The base of this workbench is a miter saw stand –

But here’s the big problem with a sliding miter saw: It needs 32″ (or more depending on your saw) depth-wise to slide.  

So what to do with the space under the workbenches, that need to be 32″ deep?  I knew 32″ deep shelving would be a terrible idea, as stuff would just get lost back there (kitchen cabinets are 24″ deep and that’s about as deep as you want to go).

So instead of 32″ deep shelving where stuff goes to die, I decided to put roll out carts that function as both storage and work surfaces.

And then when you are done working, they carts neatly tuck under the workbench, saving space in the garage and putting everything away

After designing, tweaking, redesiging, stressing over how to optimize materials to help you save money when building, and then more tweaking …. we built this!

It may look complicated, but I promise, this one is easy.  It is big, but it is not difficult to build, and you’ll be amazed at how fast it comes together.

 

Customizing Tool Storage and the Carts

Once you have that perfect workbench built, it’s time to start customizing it for your needs.  There’s a spot for a vacuum under the circular saw, so you can manage your sawdust easier.

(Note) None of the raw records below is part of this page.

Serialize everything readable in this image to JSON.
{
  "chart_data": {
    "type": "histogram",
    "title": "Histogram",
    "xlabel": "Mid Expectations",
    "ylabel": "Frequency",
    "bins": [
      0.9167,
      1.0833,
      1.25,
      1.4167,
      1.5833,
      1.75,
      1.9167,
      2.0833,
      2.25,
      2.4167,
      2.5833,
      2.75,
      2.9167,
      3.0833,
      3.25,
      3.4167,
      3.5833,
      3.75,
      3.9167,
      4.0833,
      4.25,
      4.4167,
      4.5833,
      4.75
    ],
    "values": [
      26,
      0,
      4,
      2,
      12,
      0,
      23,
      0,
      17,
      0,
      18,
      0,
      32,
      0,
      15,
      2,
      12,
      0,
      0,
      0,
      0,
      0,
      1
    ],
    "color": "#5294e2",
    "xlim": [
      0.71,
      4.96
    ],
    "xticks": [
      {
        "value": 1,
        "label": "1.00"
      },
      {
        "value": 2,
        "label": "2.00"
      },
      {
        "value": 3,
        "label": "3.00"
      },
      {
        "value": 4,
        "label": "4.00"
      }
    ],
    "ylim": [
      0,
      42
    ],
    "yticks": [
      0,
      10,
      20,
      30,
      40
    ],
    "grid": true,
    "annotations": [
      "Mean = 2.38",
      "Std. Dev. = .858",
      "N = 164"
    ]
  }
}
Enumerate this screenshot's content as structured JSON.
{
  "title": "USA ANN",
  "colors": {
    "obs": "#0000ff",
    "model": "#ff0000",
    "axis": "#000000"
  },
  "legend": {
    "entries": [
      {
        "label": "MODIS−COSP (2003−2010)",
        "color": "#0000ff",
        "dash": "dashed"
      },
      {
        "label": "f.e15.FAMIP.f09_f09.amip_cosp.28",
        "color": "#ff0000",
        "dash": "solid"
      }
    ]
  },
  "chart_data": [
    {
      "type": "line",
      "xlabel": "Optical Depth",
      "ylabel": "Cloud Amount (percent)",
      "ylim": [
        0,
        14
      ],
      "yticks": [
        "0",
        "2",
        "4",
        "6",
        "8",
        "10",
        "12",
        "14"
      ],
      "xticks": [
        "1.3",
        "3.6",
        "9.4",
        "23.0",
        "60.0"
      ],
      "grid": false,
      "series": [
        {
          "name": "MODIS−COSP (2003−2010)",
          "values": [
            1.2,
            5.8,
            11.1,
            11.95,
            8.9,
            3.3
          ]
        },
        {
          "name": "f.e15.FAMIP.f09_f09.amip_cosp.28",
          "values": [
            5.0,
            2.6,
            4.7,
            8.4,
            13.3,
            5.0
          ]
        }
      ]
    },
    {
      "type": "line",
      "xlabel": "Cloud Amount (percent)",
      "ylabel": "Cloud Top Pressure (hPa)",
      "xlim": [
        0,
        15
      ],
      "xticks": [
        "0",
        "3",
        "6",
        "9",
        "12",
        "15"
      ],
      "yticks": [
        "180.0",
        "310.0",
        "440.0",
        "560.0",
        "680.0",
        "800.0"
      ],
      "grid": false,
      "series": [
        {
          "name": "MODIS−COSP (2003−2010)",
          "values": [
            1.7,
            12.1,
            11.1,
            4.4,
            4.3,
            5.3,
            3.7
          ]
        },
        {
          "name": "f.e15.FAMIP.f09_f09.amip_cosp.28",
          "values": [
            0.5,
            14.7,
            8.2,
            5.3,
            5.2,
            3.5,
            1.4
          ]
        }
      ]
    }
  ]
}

Then on one of the carts we cut out part of the top and attached a bench tool to this.  We did this for all the bench tools that needed a home.

So when you need a bench tool – like this Kreg Jig – all you have to do is slide it into the cut out, use it, and then store it.  The Kreg Jig piece is lightweight, so it stores upside down in the space.

How cool is that?

On the side of that cart, we added a clamp bar, so clamps are within easy reach, but always have a home to go back to.

On the second cart, we customized it to hold a table saw.  When not in use, it just is a flat surface, but when in use, the tablesaw deck is significantly larger and easier to work with.  The cut out area helps to contain the sawdust, and you have a nice place to store your table saw.

The second cart also functions as an outfeed table for your tablesaw.  This is especially handy when using the tablesaw by yourself.

We are so very proud of how this workbench turned out.  It is the result of many hours of consideration of how a home woodworking workshop is used, balanced with trying to minimize complexity and materials cost.  I wanted this project to be accessible to a new woodworker, but not be something they would outgrow as their skills increased.

We hope you love it as much as we do.